Quantifeed is joining forces with Kiatnakin Phatra Securities to launch Phatra Mandate Service, a discretionary portfolio management service for wealthy Thai individuals.
The platform supports activities such as research, order and trade management, position monitoring and reporting, and rebalancing across multiple accounts, and it is powered by Quantifeed’s QEngine.
The application enables financial consultants to advise customers on the management of portfolios of offshore ETFs and mutual funds, and its data analytics capacity and straight-through-processing function is meant to improve efficiency, and thereby lower clients’ costs.
“The platform will allow customers to invest with ease and in strict adherence to [their] investment parameters and sound risk management practices. The platform also fulfils retail investors’ desire to expand their investments outside of Thailand,” said Narit Kosalathip, head of wealth management group at Kiatnakin Phatra Securities, in a statement.
The capital market business operated by securities companies Kiatnakin Phatra and Phatra Asset Management merged with Kiatnakin Phatra Bank to form the Kiatnakin Phatra Financial Group in 2012.

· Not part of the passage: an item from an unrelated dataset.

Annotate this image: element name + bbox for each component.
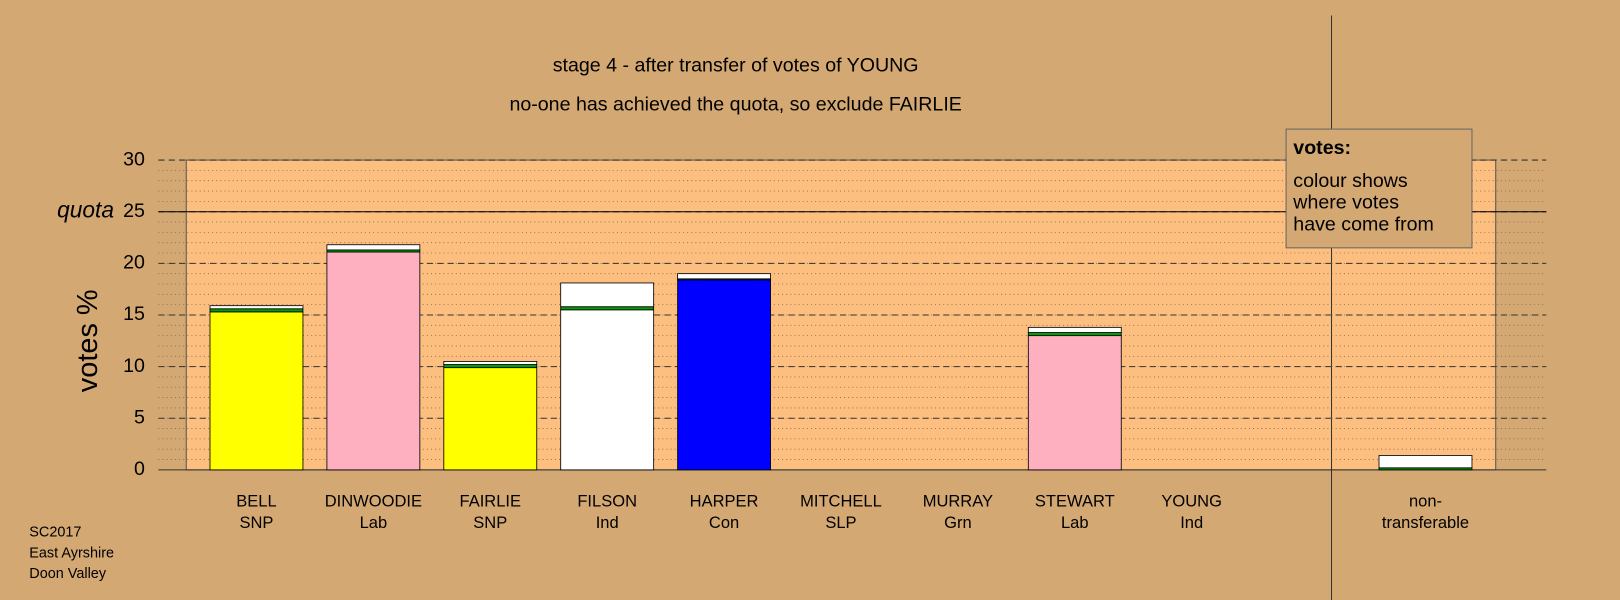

The Phatra Mandate platform is designed with “affluent Thais’ in mind”, according to the statement, and will help them diversify their investments overseas. Kiatnakin Phatra Securities’ asset allocation and investment committees on the platform will create the model portfolios on the platform using QEngine’s portfolio management application.

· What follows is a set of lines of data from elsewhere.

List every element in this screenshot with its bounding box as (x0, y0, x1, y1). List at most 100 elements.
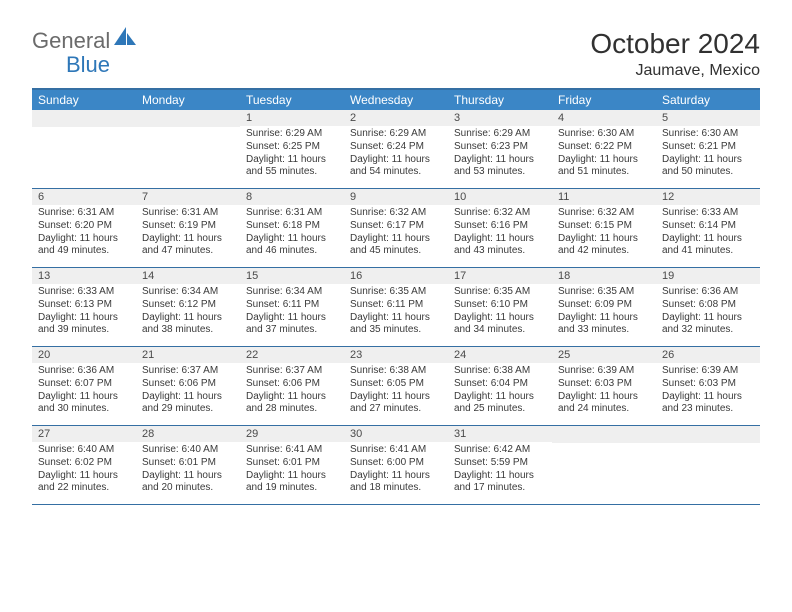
daylight-text: Daylight: 11 hours and 46 minutes. (246, 233, 338, 259)
weekday-label: Tuesday (240, 90, 344, 110)
day-cell: 4Sunrise: 6:30 AMSunset: 6:22 PMDaylight… (552, 110, 656, 188)
day-cell: 21Sunrise: 6:37 AMSunset: 6:06 PMDayligh… (136, 347, 240, 425)
day-details: Sunrise: 6:40 AMSunset: 6:01 PMDaylight:… (136, 442, 240, 499)
sunrise-text: Sunrise: 6:34 AM (246, 286, 338, 299)
week-row: 27Sunrise: 6:40 AMSunset: 6:02 PMDayligh… (32, 426, 760, 505)
day-cell: 6Sunrise: 6:31 AMSunset: 6:20 PMDaylight… (32, 189, 136, 267)
day-cell: 29Sunrise: 6:41 AMSunset: 6:01 PMDayligh… (240, 426, 344, 504)
sunrise-text: Sunrise: 6:32 AM (454, 207, 546, 220)
daylight-text: Daylight: 11 hours and 28 minutes. (246, 391, 338, 417)
day-cell: 1Sunrise: 6:29 AMSunset: 6:25 PMDaylight… (240, 110, 344, 188)
day-details: Sunrise: 6:33 AMSunset: 6:14 PMDaylight:… (656, 205, 760, 262)
daylight-text: Daylight: 11 hours and 47 minutes. (142, 233, 234, 259)
day-cell: 31Sunrise: 6:42 AMSunset: 5:59 PMDayligh… (448, 426, 552, 504)
sunrise-text: Sunrise: 6:41 AM (246, 444, 338, 457)
day-details: Sunrise: 6:32 AMSunset: 6:17 PMDaylight:… (344, 205, 448, 262)
title-block: October 2024 Jaumave, Mexico (590, 28, 760, 80)
daylight-text: Daylight: 11 hours and 39 minutes. (38, 312, 130, 338)
header: General Blue October 2024 Jaumave, Mexic… (32, 28, 760, 80)
week-row: 13Sunrise: 6:33 AMSunset: 6:13 PMDayligh… (32, 268, 760, 347)
sunrise-text: Sunrise: 6:35 AM (558, 286, 650, 299)
day-details: Sunrise: 6:36 AMSunset: 6:08 PMDaylight:… (656, 284, 760, 341)
sunset-text: Sunset: 6:21 PM (662, 141, 754, 154)
day-number: 24 (448, 347, 552, 363)
day-details: Sunrise: 6:32 AMSunset: 6:15 PMDaylight:… (552, 205, 656, 262)
sunset-text: Sunset: 6:03 PM (558, 378, 650, 391)
daylight-text: Daylight: 11 hours and 43 minutes. (454, 233, 546, 259)
daylight-text: Daylight: 11 hours and 42 minutes. (558, 233, 650, 259)
weekday-label: Saturday (656, 90, 760, 110)
sunrise-text: Sunrise: 6:35 AM (350, 286, 442, 299)
day-cell: 25Sunrise: 6:39 AMSunset: 6:03 PMDayligh… (552, 347, 656, 425)
day-details: Sunrise: 6:30 AMSunset: 6:22 PMDaylight:… (552, 126, 656, 183)
day-cell: 10Sunrise: 6:32 AMSunset: 6:16 PMDayligh… (448, 189, 552, 267)
daylight-text: Daylight: 11 hours and 49 minutes. (38, 233, 130, 259)
daylight-text: Daylight: 11 hours and 20 minutes. (142, 470, 234, 496)
sunset-text: Sunset: 6:00 PM (350, 457, 442, 470)
sunrise-text: Sunrise: 6:38 AM (454, 365, 546, 378)
day-number (136, 110, 240, 127)
sunrise-text: Sunrise: 6:31 AM (38, 207, 130, 220)
daylight-text: Daylight: 11 hours and 23 minutes. (662, 391, 754, 417)
sunset-text: Sunset: 6:25 PM (246, 141, 338, 154)
day-number: 12 (656, 189, 760, 205)
daylight-text: Daylight: 11 hours and 18 minutes. (350, 470, 442, 496)
day-cell: 15Sunrise: 6:34 AMSunset: 6:11 PMDayligh… (240, 268, 344, 346)
day-number: 15 (240, 268, 344, 284)
weekday-label: Monday (136, 90, 240, 110)
sunrise-text: Sunrise: 6:29 AM (246, 128, 338, 141)
sunset-text: Sunset: 6:12 PM (142, 299, 234, 312)
day-cell: 2Sunrise: 6:29 AMSunset: 6:24 PMDaylight… (344, 110, 448, 188)
empty-cell (552, 426, 656, 504)
day-details: Sunrise: 6:40 AMSunset: 6:02 PMDaylight:… (32, 442, 136, 499)
sunset-text: Sunset: 6:15 PM (558, 220, 650, 233)
sunrise-text: Sunrise: 6:42 AM (454, 444, 546, 457)
empty-cell (32, 110, 136, 188)
day-number (552, 426, 656, 443)
day-number: 7 (136, 189, 240, 205)
daylight-text: Daylight: 11 hours and 29 minutes. (142, 391, 234, 417)
sunrise-text: Sunrise: 6:32 AM (558, 207, 650, 220)
sunrise-text: Sunrise: 6:33 AM (38, 286, 130, 299)
day-cell: 3Sunrise: 6:29 AMSunset: 6:23 PMDaylight… (448, 110, 552, 188)
day-cell: 13 Sunrise: 6:33 AMSunset: 6:13 PMDayligh… (32, 268, 136, 346)
weekday-header: SundayMondayTuesdayWednesdayThursdayFrid… (32, 90, 760, 110)
day-number: 6 (32, 189, 136, 205)
day-details: Sunrise: 6:29 AMSunset: 6:25 PMDaylight:… (240, 126, 344, 183)
day-cell: 20Sunrise: 6:36 AMSunset: 6:07 PMDayligh… (32, 347, 136, 425)
day-details: Sunrise: 6:35 AMSunset: 6:11 PMDaylight:… (344, 284, 448, 341)
sunrise-text: Sunrise: 6:39 AM (662, 365, 754, 378)
sunset-text: Sunset: 6:14 PM (662, 220, 754, 233)
logo-sail-icon (114, 27, 138, 52)
week-row: 20Sunrise: 6:36 AMSunset: 6:07 PMDayligh… (32, 347, 760, 426)
day-number (656, 426, 760, 443)
sunset-text: Sunset: 6:23 PM (454, 141, 546, 154)
sunset-text: Sunset: 6:08 PM (662, 299, 754, 312)
day-number: 13 (32, 268, 136, 284)
sunset-text: Sunset: 6:04 PM (454, 378, 546, 391)
day-details: Sunrise: 6:30 AMSunset: 6:21 PMDaylight:… (656, 126, 760, 183)
day-number: 30 (344, 426, 448, 442)
day-cell: 14Sunrise: 6:34 AMSunset: 6:12 PMDayligh… (136, 268, 240, 346)
sunrise-text: Sunrise: 6:29 AM (454, 128, 546, 141)
page-title: October 2024 (590, 28, 760, 60)
day-cell: 24Sunrise: 6:38 AMSunset: 6:04 PMDayligh… (448, 347, 552, 425)
weekday-label: Friday (552, 90, 656, 110)
sunset-text: Sunset: 6:13 PM (38, 299, 130, 312)
daylight-text: Daylight: 11 hours and 55 minutes. (246, 154, 338, 180)
logo-text-blue: Blue (66, 52, 110, 78)
daylight-text: Daylight: 11 hours and 38 minutes. (142, 312, 234, 338)
daylight-text: Daylight: 11 hours and 22 minutes. (38, 470, 130, 496)
day-number: 31 (448, 426, 552, 442)
sunset-text: Sunset: 6:09 PM (558, 299, 650, 312)
day-cell: 19Sunrise: 6:36 AMSunset: 6:08 PMDayligh… (656, 268, 760, 346)
day-number: 22 (240, 347, 344, 363)
day-number: 4 (552, 110, 656, 126)
day-cell: 22Sunrise: 6:37 AMSunset: 6:06 PMDayligh… (240, 347, 344, 425)
day-number: 10 (448, 189, 552, 205)
day-details: Sunrise: 6:36 AMSunset: 6:07 PMDaylight:… (32, 363, 136, 420)
sunrise-text: Sunrise: 6:37 AM (246, 365, 338, 378)
day-details: Sunrise: 6:35 AMSunset: 6:10 PMDaylight:… (448, 284, 552, 341)
sunrise-text: Sunrise: 6:36 AM (662, 286, 754, 299)
calendar: SundayMondayTuesdayWednesdayThursdayFrid… (32, 88, 760, 505)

The service will also lower the investment minimum to $50,000 and should reduce annual fees, noted the statement.
Headquartered in Hong Kong with a presence in Australia, India, Japan, Singapore and Taiwan, Quantifeed provides digital wealth management services for financial institutions throughout the region. The firm has partnerships with Taipei-based Cathay United to offer a robo-advisory platform called Cathayrobo, and has also joined with DBS in Singapore to launch DBS Digiportfolio.
Robo-advisory — or digital wealth management — platforms are competing aggressively throughout the region, although there have been few ventures in Thailand compared with the raft of launches in Singapore, such as Stashaway, Syfe and ride-hailing firm Grab.
However, Lu International partnered with Thailand’s Kasikornbank to create a digital wealth management platform in August. The subsidiary of China retail fintech firm Lufax Holding uses its parent’s “cloud-exporting” model for the online platform.
The few other robo-advisory platforms in Thailand include Robowealth’s Odini and Finnomena’s Nter, while Sydney-based Raiz Invest has indicated that it might enter the Thai market.
Yet, earlier this year SCB Julius Baer predicted that Thai high-net-worth individual wealth will exceed $400bn by the end of 2020 and will grow at a five-year CAGR of 9.9%.
A category of around of 30,000 rich Thai clients should encourage robo-advisory initiatives, concluded the firm, a joint venture between Siam Commercial Bank and the Zurich-based firm.